Entrevista:O Estado inteligente

terça-feira, abril 27, 2010

O dono da festa Luiz Garcia


O Globo - 27/04/2010
 

Com a cabeça fria, diz um ditado, digere-se melhor a vingança.

Mas, dias passados, não estou aqui para desforras. Portanto, nenhuma palavra de recriminação contra o prefeito Eduardo Paes por ter permitido, sem prévias e indispensáveis precauções, o espantoso espetáculo do Dia de Tiradentes.

Ele pode ter sido enganado, ou se iludido sozinho, quanto à quantidade de pessoas que a Igreja Universal — a mais poderosa de todas as denominações protestantes no país e aquela com mais visíveis ambições políticas (nenhuma outra ocupa uma cadeira no Senado) — planejava levar para a Enseada de Botafogo.

Não era ele o dono da festa, apenas cedia o salão.

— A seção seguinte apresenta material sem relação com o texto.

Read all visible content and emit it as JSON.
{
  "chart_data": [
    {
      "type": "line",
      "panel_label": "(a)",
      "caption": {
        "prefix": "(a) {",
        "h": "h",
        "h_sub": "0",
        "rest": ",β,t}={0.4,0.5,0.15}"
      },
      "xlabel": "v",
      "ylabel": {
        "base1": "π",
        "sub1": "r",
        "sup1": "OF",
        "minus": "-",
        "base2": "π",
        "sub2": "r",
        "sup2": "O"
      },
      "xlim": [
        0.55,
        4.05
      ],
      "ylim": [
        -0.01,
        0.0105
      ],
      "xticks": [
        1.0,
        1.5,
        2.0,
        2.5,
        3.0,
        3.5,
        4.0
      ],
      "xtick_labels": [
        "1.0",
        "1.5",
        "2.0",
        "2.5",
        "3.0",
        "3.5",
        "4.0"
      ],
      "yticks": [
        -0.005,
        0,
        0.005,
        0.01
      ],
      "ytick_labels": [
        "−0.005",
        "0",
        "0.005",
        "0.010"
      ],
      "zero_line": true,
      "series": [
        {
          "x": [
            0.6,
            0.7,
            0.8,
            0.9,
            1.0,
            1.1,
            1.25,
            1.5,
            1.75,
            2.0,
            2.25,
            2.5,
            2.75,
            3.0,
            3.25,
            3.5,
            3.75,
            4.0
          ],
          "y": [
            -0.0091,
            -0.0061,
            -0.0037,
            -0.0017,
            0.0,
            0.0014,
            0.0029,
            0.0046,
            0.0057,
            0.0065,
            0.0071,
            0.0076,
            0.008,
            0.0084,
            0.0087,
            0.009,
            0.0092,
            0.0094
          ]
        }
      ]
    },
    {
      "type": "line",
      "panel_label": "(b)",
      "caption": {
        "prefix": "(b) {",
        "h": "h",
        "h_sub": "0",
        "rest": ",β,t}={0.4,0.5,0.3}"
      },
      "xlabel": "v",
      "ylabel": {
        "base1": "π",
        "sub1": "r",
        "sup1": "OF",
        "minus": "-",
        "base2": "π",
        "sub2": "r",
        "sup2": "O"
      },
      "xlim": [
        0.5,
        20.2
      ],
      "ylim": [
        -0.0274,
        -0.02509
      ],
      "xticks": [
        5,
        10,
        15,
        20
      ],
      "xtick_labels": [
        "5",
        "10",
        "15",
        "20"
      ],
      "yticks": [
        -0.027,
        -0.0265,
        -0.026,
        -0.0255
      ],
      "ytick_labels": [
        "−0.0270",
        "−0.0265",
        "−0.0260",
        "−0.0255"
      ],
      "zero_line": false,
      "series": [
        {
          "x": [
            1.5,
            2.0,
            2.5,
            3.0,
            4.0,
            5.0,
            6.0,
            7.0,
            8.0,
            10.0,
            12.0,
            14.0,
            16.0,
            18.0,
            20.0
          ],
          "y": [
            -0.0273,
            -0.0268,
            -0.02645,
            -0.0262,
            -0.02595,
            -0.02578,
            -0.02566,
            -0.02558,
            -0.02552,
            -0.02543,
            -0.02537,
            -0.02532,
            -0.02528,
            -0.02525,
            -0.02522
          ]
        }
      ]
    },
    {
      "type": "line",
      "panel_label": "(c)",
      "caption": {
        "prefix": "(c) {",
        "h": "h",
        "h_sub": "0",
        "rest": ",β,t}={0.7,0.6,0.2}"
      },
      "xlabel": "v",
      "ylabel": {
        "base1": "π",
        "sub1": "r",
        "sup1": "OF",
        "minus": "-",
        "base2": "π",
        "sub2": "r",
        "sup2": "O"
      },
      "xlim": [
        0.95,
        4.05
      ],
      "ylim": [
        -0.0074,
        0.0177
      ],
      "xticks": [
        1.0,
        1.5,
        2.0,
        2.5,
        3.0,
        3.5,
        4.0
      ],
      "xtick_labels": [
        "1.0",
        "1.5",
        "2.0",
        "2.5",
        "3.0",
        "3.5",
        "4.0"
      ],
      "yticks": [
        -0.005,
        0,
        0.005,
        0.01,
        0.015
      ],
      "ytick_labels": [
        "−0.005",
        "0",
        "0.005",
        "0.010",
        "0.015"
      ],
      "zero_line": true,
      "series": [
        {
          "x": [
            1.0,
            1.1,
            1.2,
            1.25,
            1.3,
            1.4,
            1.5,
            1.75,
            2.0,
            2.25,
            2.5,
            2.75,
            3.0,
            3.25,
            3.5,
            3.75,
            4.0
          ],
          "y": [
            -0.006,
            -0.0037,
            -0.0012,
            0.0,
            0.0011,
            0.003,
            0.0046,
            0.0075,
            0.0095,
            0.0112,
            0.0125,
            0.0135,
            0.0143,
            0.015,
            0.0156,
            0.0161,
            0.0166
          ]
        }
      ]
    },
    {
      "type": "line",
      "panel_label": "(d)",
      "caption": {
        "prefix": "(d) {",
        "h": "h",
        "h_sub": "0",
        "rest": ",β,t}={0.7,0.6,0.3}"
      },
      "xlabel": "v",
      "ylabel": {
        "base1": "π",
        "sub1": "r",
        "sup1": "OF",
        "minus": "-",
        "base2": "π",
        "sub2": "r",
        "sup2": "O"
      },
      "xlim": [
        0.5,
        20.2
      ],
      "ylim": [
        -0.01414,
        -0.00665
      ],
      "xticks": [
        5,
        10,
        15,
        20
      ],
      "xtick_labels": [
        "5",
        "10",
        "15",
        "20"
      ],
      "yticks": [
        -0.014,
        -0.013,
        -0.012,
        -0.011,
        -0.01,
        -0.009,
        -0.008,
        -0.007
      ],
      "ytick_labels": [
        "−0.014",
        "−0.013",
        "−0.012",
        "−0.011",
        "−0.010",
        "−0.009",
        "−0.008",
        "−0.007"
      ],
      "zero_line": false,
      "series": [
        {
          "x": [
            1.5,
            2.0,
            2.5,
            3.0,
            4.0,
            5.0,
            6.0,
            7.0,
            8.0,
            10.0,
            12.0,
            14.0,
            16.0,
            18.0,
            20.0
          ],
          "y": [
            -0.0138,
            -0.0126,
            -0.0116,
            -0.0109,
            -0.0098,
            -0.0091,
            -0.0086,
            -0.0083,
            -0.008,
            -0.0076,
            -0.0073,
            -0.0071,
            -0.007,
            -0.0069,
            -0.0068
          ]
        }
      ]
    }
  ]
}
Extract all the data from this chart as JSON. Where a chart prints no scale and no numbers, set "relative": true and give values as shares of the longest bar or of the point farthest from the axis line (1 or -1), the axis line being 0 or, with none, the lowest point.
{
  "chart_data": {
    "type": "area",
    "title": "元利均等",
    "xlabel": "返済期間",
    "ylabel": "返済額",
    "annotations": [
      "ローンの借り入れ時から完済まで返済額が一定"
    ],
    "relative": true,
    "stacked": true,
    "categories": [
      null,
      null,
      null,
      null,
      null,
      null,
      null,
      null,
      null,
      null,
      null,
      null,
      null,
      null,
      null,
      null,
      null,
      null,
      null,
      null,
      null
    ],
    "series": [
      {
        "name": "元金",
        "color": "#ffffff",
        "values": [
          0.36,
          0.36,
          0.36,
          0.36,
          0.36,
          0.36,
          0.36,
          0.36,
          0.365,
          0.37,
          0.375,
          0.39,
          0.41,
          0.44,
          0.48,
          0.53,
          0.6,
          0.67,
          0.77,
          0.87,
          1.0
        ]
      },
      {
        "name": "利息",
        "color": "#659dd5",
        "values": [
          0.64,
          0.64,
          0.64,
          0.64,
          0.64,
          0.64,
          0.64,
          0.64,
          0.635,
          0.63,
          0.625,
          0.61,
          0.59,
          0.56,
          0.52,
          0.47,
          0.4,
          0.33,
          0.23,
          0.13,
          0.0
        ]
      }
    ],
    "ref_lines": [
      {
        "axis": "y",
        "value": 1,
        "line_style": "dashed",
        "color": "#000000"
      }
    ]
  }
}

Deveria, quem sabe, informar-se melhor sobre quem o alugava.

O eleitor carioca não tem memória curta, o que é má notícia para o prefeito.

Problema dele. A seu favor ou contra — depende da visão de cada um sobre sua autoridade — deve-se reconhecer que a dona solitária da festa era a entidade políticoassistencialista-religiosa (em ordem crescente de importância visível) que atende pelo nome ambicioso de Igreja Universal. Em linguagem mais rebuscada, foi ela a mandante do caos.

Terá sido um espetáculo de fé religiosa? Até certo ponto, é inegável que sim.

Havia mais devoção na plateia do que no palanque? Não tenho resposta para isso. Mas certamente o evento tinha óbvias características de demonstração de força política. O beneficiário imediato era o senador Marcelo Crivella. Sobrinho do proprietário da Universal, ele comanda, por assim dizer, o braço político da entidade.

Outra dúvida: Crivella ganhou votos e prestígio popular com o evento de quartafeira? Pesou mais na balança o número extraordinário de fiéis-eleitores que penou na romaria, ou a quantidade considerável de outros cidadãos que sofreram as consequências de um evento tão mal organizado? E com objetivos políticos talvez, quem sabe, mais importantes do que os de um espetáculo de fé religiosa? Não cabe ao cidadão carioca responder a esse monte de perguntas. Interessalhe apenas mandar um recado à autoridade municipal: outra brincadeira de mau gosto como essa, por favor, nunca mais. Faz sentido voltar ao assunto: no jornal de ontem, o citado Crivella anuncia que fará tudo de novo, igualzinho, no ano que vem. Como se fosse, além de dono da festa, dono da cidade.